LFI dresse le cordon sanitaire autour de l’Allemande Sahra Wagenknecht et BSW : « Ce ne sont pas des amis du tout »
Si l’ancienne de Die Linke avait pu intéresser, un temps, Jean-Luc Mélenchon en fondant notamment un mouvement inspiré de LFI en 2018, elle est désormais considérée par les insoumis comme infréquentable.
En apparence, 5 % ne sont pas grand-chose, et pourtant. Avec ce score, dimanche 6 septembre, à l’élection régionale en Saxe-Anhalt , le Bündnis Sahra Wagenknecht (BSW, Alliance Sahra Wagenknecht), mouvement de gauche ultraconservateur allemand, se retrouve en position de faiseur de roi, capable de donner à l’extrême droite la possibilité de gouverner ce Land de l’ex-Allemagne de l’Est de plus de 2 millions d’habitants.
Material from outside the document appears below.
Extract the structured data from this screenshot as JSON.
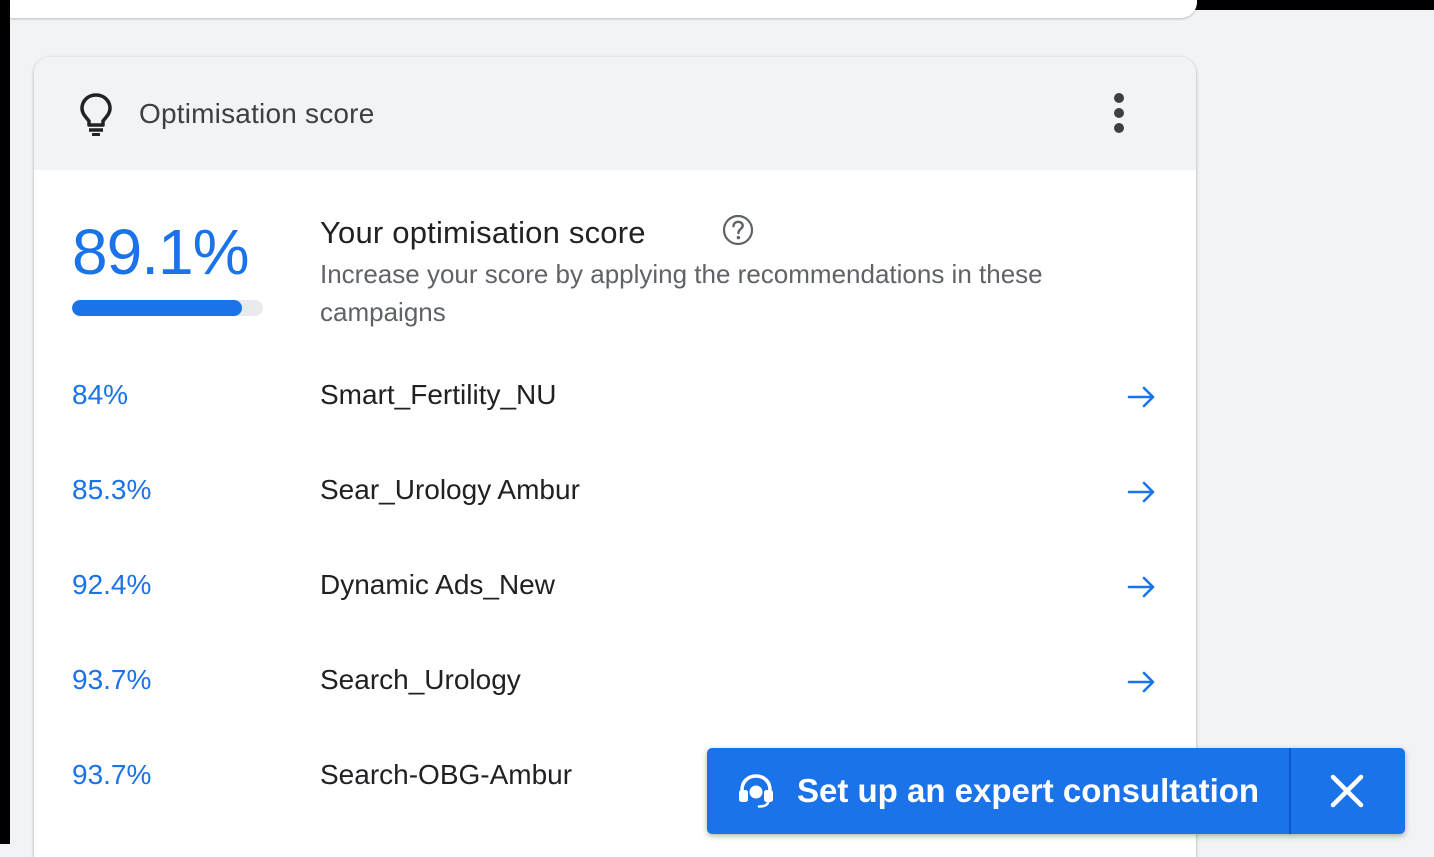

Sa tête de liste locale, Thomas Schulze, l’a assumé dès lundi matin : si Ulrich Siegmund, le leader de l’Alternative für Deutschland (AfD), se présente à l’élection de ministre-président, le BSW ne lui bloquera pas la route. Fini le « cordon sanitaire » (« Brandmauer », le « pare-feu » en allemand) destiné à marginaliser l’extrême droite outre-Rhin.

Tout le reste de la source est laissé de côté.